The price tag for the course ran about 275,000 euros, according to Wolfgang Schultes, Outdoor Recreation director for FMWR; ringing up at three percent of the total contract cost. While this may seem like a hefty bill to be placed on the table, Schultes explained having the high ropes course on the training area is expected to save nearly $2,000 a day for the WAQ program. With the program running five days a week for nine weeks during its current iteration, FWMR will see a savings of $90,000 within the first few months. The continuation of the WAQ program combined with recreation utilization of the community once the site opens next year will enable the course to pay for itself in less than five years.
"You spend a lot of money initially and you get a quality product, which we've gotten," said Carson.
The course contains four obstacle levels ranging from "a kid could do it" easy to "heart pounding out of your chest" difficult. One of the design goals was for the facility to blend seamlessly into its environment; therefore natural materials were used throughout. Ropes and planks are well hidden amongst the tall Douglas firs. This natural backdrop adds another element to the experience, said Carson.
"If you look back at how challenge courses developed over the years, it goes hand-in-hand with experimental education. It's about getting people outside and using those moments to teach and learn."
This is the same philosophy of the WAQ program, and the high ropes course supports it well. Soldiers push themselves physically with each maneuver, but learning goes beyond the tangible.
"It's not always easy to take about feelings with Soldiers. But when you put yourself in a situation that you're not used to, being scared or uncertain is a natural feeling. Creating those uncertainties is what the program is about," explained Carson.
WAQ is intended to push Soldiers outside of the norm of returning to a garrison, in turn recreating the adrenaline rush often felt downrange.
"They are used to dealing with this high level of stress, it's what their bodies learn and accept for over a year," said Carson. "Then they are told to go back to life, stand in line at the grocery store, fill up your gas tank, all of that coupled with the remedial tasks of redeployment."
Having an adventure like the high ropes course provides that rush while the leader-led after-action debriefing affords an outlet for discussion. While many Soldiers dismiss it as twaddle, the feelings associated with the activities are valid.
"We want Soldiers to talk," said Carson. "It's important for their well-being to let go of that taboo that they can't have feelings."
While many Soldiers said the adrenaline they feel during WAQ may not be the same as it was downrange, the camaraderie is often comparable.

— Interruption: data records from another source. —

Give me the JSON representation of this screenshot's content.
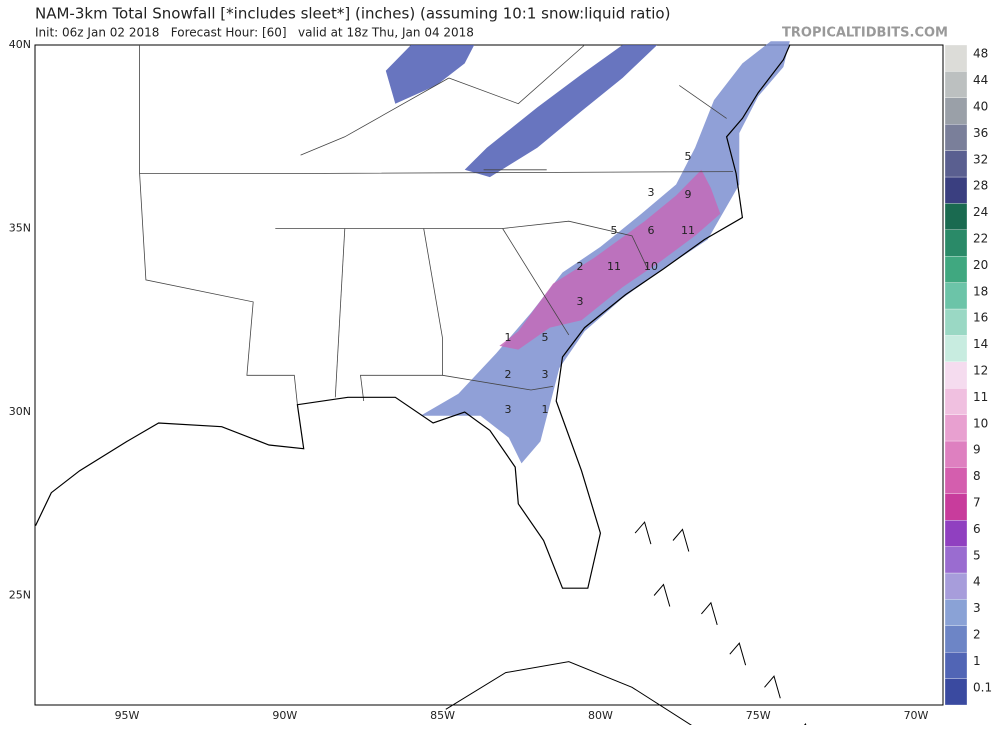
{
  "header": {
    "title": "NAM-3km Total Snowfall [*includes sleet*] (inches) (assuming 10:1 snow:liquid ratio)",
    "subtitle": "Init: 06z Jan 02 2018   Forecast Hour: [60]   valid at 18z Thu, Jan 04 2018",
    "brand": "TROPICALTIDBITS.COM"
  },
  "map": {
    "lat_labels": [
      "40N",
      "35N",
      "30N",
      "25N"
    ],
    "lon_labels": [
      "95W",
      "90W",
      "85W",
      "80W",
      "75W",
      "70W"
    ],
    "annotations": [
      5,
      3,
      9,
      6,
      11,
      5,
      2,
      11,
      10,
      3,
      1,
      5,
      2,
      3,
      3,
      1
    ]
  },
  "legend": {
    "labels": [
      0.1,
      1,
      2,
      3,
      4,
      5,
      6,
      7,
      8,
      9,
      10,
      11,
      12,
      14,
      16,
      18,
      20,
      22,
      24,
      28,
      32,
      36,
      40,
      44,
      48
    ],
    "colors": [
      "#3a4aa0",
      "#5165b5",
      "#6d85c6",
      "#8aa2d6",
      "#a79ddb",
      "#9a6cd0",
      "#9040c0",
      "#c83c9c",
      "#d45eae",
      "#de80c0",
      "#e8a0d0",
      "#f0c0e0",
      "#f5dcef",
      "#c8ece0",
      "#9ad8c4",
      "#6cc4a8",
      "#40a880",
      "#2a8a68",
      "#1a6a50",
      "#3a3f80",
      "#5a5f90",
      "#7a7f9a",
      "#9aa0a8",
      "#bcc0c0",
      "#dcdcd8"
    ]
  }
}
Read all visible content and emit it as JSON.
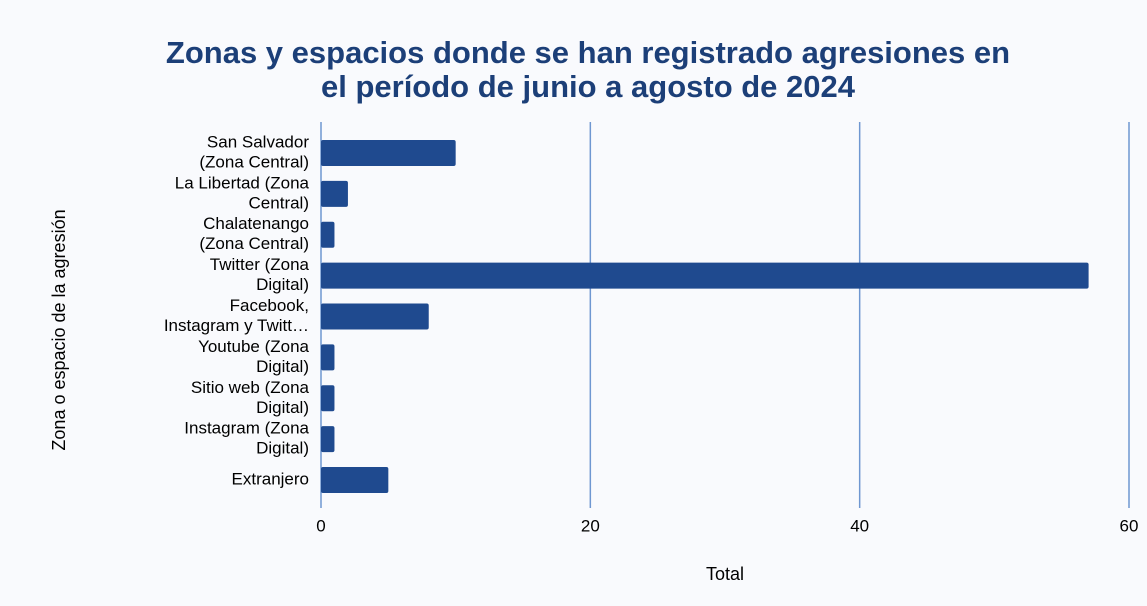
{
  "chart_data": {
    "type": "bar",
    "orientation": "horizontal",
    "title": [
      "Zonas y espacios donde se han registrado agresiones en",
      "el período de junio a agosto de 2024"
    ],
    "xlabel": "Total",
    "ylabel": "Zona o espacio de la agresión",
    "categories": [
      [
        "San Salvador",
        "(Zona Central)"
      ],
      [
        "La Libertad (Zona",
        "Central)"
      ],
      [
        "Chalatenango",
        "(Zona Central)"
      ],
      [
        "Twitter (Zona",
        "Digital)"
      ],
      [
        "Facebook,",
        "Instagram y Twitt…"
      ],
      [
        "Youtube (Zona",
        "Digital)"
      ],
      [
        "Sitio web (Zona",
        "Digital)"
      ],
      [
        "Instagram (Zona",
        "Digital)"
      ],
      [
        "Extranjero"
      ]
    ],
    "values": [
      10,
      2,
      1,
      57,
      8,
      1,
      1,
      1,
      5
    ],
    "color": "#1f4a8f",
    "xlim": [
      0,
      60
    ],
    "xticks": [
      0,
      20,
      40,
      60
    ],
    "grid": true
  }
}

"You spend so much time with these guys downrange," said Chief Warrant Officer 3 Tim Keyes, Headquarters and Headquarters Company, 172nd Infantry Brigade. "It's just one more type of bond."
As Keyes and his fellow company Soldiers maneuvered the high ropes course during a recent WAQ Program, they buoyed one another with a bond of encouragement and playful ribbing.
"We're here to have fun, too," said Keyes.